Y volviéndose al hechicero, que los observaba con ansiedad, le dijo:

—El jefe está bastante mal.

—Ya lo sé; pero los hombres blancos lo curarán.

—No hay más que una medicina capaz de curarlo, y yo no la tengo.

—¿Y dónde puede hallarse?

—En el fuerte Scelkirk.

—Está muy lejos.

—Con nuestros caballos, que corren como el viento, podemos llegar en solo cuatro horas.

—¡No conoces nuestros animales!

—Verdad; pero…

—Déjame llegar al fuerte, y respondo de la vida del jefe.

—¿Y si no vuelves? Enviaremos a uno de nuestros guerreros.

—El comandante del fuerte no dará la medicina sino a nosotros. Además, ellos no saben montar a caballo.

—Pues que vaya uno de tus compañeros —dijo desconfiado el hechicero.

—Si no vamos todos, el comandante creerá que nos habéis hecho caer en un lazo, y no dará la medicina. Así, pues, decídete: o nos dejas ir al fuerte o muere el jefe.

—Dejad que vaya yo con vosotros.

—Eso sí; nadie te lo impide.

—¡Pues vamos!

—¡Vamos! —contestó sonriente el astuto canadiense.

Y añadió para sí:

«¡Aguarda que nos alejemos un poco de la aldea, y verás el salto mortal que te hago dar, bandido! ¡Será un verdadero milagro si no te rompes la cabeza!».

Salieron de la tienda del jefe, y se dirigían a la cabaña donde habían depositado sus equipajes y armas, cuando hicieron irrupción en la aldea cinco indios armados de lanzas, machetes y hachas.

Varias mujeres y algunos guerreros los rodeaban llorando y golpeándose el pecho con los puños. Parecían poseídos de inmensa desesperación.

—¿Qué sucede? —preguntó Falcone a Bennie, que se había parado.

—¡No sé! ¡Parece que ha muerto algún hechicero!

—¿Será el bueno? ¿El que estaba haciendo un largo viaje?

—Me temo que sí.

De repente se vio que los cinco hombres se precipitaban furiosos contra Armando y le cogían brutalmente por los brazos, amenazándole con las hachas y los machetes.
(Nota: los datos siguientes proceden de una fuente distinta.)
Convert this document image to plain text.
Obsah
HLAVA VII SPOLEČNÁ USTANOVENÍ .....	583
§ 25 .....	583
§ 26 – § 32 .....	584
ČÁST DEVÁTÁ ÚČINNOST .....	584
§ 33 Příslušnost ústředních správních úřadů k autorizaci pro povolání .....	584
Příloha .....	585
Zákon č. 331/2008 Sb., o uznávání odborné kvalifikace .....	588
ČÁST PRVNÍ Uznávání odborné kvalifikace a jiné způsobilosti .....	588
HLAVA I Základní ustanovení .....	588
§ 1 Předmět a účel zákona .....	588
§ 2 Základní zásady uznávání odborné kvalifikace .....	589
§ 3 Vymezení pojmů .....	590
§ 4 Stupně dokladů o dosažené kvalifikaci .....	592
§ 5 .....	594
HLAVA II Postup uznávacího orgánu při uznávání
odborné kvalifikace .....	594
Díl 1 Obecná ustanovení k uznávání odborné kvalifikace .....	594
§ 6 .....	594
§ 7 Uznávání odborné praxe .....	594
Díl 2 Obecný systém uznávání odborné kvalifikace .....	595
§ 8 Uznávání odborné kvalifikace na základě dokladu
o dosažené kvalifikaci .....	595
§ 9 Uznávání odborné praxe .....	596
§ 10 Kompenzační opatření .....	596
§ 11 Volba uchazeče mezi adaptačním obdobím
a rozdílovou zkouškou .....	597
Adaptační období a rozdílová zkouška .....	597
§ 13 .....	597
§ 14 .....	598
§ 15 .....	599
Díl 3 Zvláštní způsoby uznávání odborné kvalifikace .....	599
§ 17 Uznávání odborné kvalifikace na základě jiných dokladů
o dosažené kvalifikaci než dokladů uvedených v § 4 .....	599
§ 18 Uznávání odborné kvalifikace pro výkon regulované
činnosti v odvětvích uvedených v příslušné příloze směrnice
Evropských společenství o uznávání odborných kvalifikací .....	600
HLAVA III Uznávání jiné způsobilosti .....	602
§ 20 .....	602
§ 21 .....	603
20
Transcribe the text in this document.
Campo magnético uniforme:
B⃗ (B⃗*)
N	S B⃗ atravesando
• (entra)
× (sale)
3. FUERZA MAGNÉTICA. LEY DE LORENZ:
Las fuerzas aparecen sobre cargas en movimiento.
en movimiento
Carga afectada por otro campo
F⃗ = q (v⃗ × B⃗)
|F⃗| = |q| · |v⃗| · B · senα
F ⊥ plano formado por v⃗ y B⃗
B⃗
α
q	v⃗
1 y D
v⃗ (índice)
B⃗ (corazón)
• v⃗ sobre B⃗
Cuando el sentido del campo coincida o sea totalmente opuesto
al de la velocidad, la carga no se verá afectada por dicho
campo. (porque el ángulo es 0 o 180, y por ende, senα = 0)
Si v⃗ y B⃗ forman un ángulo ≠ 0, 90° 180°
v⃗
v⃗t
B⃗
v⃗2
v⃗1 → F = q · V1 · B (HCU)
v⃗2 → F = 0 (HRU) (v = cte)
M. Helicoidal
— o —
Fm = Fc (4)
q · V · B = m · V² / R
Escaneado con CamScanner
Luego uno de aquellos condenados se volvió hacia los indios e indias, que le seguían, y gritó con voz vibrante de ira:

—¡Este es el matador del hechicero!

—¡Cuernos de bisonte! —exclamó palideciendo—. ¡Buena la hemos hecho!

Y antes de que sus compañeros pudieran comprender lo que sucedía y que los habitantes de la aldea se precipitasen sobre Armando, se lanzó contra los cinco guerreros, y a patadas y puñetazos los derribó al suelo, ayudado por el mejicano en tan grata tarea.

—¡Venid! —gritó lanzándose hacia la cabaña—. ¡Venid pronto o estamos perdidos!